Publicado el 20 febrero 2023 por Cabronidas @CabronidasXXI

    No son pocas las veces que he estado a punto de castrar a ese condenado muchacho. En esos momentos rememoro el día en que me salvó de la disciplina esclavista de tío Vasile y hermanas, poniendo en peligro sus propios intereses de fuga. Ahora es un miembro más de la familia, que siempre es lo primero. Y yo, sin ser jardinero, siempre cuido de mi propio jardín. Ustedes ya me entienden. 

    Después de aquello, mi negocio empezó a crecer y le ofrecí la posibilidad de formar parte. A cambio de comida y alojamiento, él solo tenía que transportar hasta mis aposentos el dinero sustraído. Pero durante el periodo de prueba no me trajo más que disgustos. A veces bebía de más, y ante la concurrencia que fuera, presumía con alarmante indiscreción de que su trabajo era especial. Incluso una noche atropelló a uno de mis empleados en plena faena, causándome pérdidas enormes, incluidas el coche. 

    Mis informadores no paraban de decírmelo: «Gran Jefe, ese chico no sabe mantener la boca cerrada ni está preparado para una vida tan intensa. Tenga su cinta de cuero. O mejor: deshágase de él». Tuve deseos de hacerlo, no crean, pero le debía una oportunidad. Una de la que escapó airoso por los pelos. Aún hoy me despierto sudoroso, agarrado a mi cinta de cuero y gritando su nombre, maldito sea.

    Desde aquel día supe que lo mejor era tenerlo tan cerca de mí como fuera posible, así que lo invité a que se mudara a la mansión. Él aceptó y en señal de agradecimiento me regaló un jamón de pata negra. No esa basura plastificada que venden en los grandes almacenes, no. Sino esa clase de jamón que al catarlo te eleva del suelo, te hace cerrar los ojos y brotar las lágrimas. 

    El caso es que con el jamón también me traje los problemas a casa.

    Esa misma semana montamos en la mansión una fiesta por todo lo alto. Bebimos mares de Tuica, cantamos canciones rumanas populares hasta la afonía y disparamos toneladas de munición ofrendada al cielo. Noche de felicidad y futuro incierto. Aquel descerebrado bebió tanto licor como agua derramada en el diluvio bíblico y cuando se acabó la Tuica, quería invitarnos a cerveza robada, que según él sabe mejor.

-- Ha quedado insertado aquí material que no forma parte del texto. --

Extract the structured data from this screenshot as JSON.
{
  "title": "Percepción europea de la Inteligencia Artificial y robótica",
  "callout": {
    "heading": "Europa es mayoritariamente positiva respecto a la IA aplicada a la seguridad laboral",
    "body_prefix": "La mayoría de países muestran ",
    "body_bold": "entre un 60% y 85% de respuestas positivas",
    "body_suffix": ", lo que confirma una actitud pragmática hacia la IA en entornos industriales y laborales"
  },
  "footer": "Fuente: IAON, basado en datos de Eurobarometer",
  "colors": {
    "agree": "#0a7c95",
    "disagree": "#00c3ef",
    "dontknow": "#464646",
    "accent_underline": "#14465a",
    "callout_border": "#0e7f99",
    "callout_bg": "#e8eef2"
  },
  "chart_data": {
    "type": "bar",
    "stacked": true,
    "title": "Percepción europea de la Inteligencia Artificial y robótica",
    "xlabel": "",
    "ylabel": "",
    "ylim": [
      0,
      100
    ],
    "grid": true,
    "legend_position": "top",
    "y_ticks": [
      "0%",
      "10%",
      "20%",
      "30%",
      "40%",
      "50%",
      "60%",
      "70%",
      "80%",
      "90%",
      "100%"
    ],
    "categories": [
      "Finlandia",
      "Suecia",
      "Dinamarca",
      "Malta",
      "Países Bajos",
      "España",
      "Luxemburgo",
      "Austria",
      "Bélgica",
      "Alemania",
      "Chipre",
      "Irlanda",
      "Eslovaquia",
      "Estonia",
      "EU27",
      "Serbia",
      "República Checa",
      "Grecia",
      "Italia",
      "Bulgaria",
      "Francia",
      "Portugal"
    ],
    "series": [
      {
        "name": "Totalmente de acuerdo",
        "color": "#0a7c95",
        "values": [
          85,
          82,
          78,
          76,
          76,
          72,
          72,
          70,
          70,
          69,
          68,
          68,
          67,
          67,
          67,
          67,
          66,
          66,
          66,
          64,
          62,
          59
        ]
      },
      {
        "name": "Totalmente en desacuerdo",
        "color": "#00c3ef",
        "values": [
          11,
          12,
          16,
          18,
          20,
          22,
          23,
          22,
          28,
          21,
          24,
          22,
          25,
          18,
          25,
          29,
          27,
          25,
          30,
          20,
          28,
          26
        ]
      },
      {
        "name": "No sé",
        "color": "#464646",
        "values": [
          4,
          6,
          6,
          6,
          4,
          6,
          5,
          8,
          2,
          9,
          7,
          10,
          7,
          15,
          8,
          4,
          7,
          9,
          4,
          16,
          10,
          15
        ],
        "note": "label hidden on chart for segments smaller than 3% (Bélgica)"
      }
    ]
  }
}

    Me informaron de que ya lo había hecho otras veces en fiestas posteriores. El muy granuja saboteaba el reproductor de música y mientras el barman volcaba su atención en el cableado del aparato, irrumpían en el almacén cuatro muertos de hambre contratados por él, y a los pocos minutos salían con las cajas de cerveza cargadas sobre el hombro. Condenado muchacho, durante un tiempo creí que aquellos cascos de cerveza vacíos eran de mi propiedad, y no de los clubs de las bandas organizadas con las que tengo serios acuerdos. Tuve que mediar en persona para que la ciudad no se tiñera de sangre. 

    Ahí no acabó todo.

    Una noche lo vi llegar desde uno de los ventanales superiores de la mansión. Iba montado en una bicicleta que conducía como un pollo sin cabeza, con una chica entre sus brazos y el manillar, que se cubría los ojos y no paraba de reír. Cuando cayeron al suelo, la chica siguió riéndose con el pecho fuera sin poder levantarse. El muy bastardo sí lo consiguió, y se meó en los setos que adornan la entrada de la mansión y vomitó en las escaleras, mientras la chica lo señalaba desde el suelo sin parar de carcajear.

    Aquella misma noche tuve que hacer varias llamadas comprometidas y preparar un par de maletines con destino al Palacio de Cotroceni, cuando supimos que aquella pobre muchacha era la hija del presidente. No podía creerlo: ese condenado estúpido había vuelto a poner en entredicho mi reputación.

    ¿Saben qué es lo peor? Que desde ayer mi pequeña ha empezado a salir con él. Y no puedo soportarlo, por mucho que tampoco puedo negar lo que presencié aquella madrugada en la que las pelotas del muchacho estuvieron a punto de ser historia. Ahora me doy cuenta de que fue un error; quién iba a pensar... Si mi mujer estuviera viva... Ella siempre sabía lo que hacer; tenía todas las repuestas. Y ahora mi pequeña está con ese idiota en algún lugar de la ciudad. No negaré que siento cierto afecto por el chico: la fuga, aquel jamón... Pero ya no me queda más capacidad de perdón, por lo que aquí estoy, con mi cinta de cuero entre las manos, a la espera de su regreso con sabe dios qué problemas.

    En fin... Creen que exagero, ¿verdad? 

    Jajaja, ustedes no conocen a Cabrónidas como yo.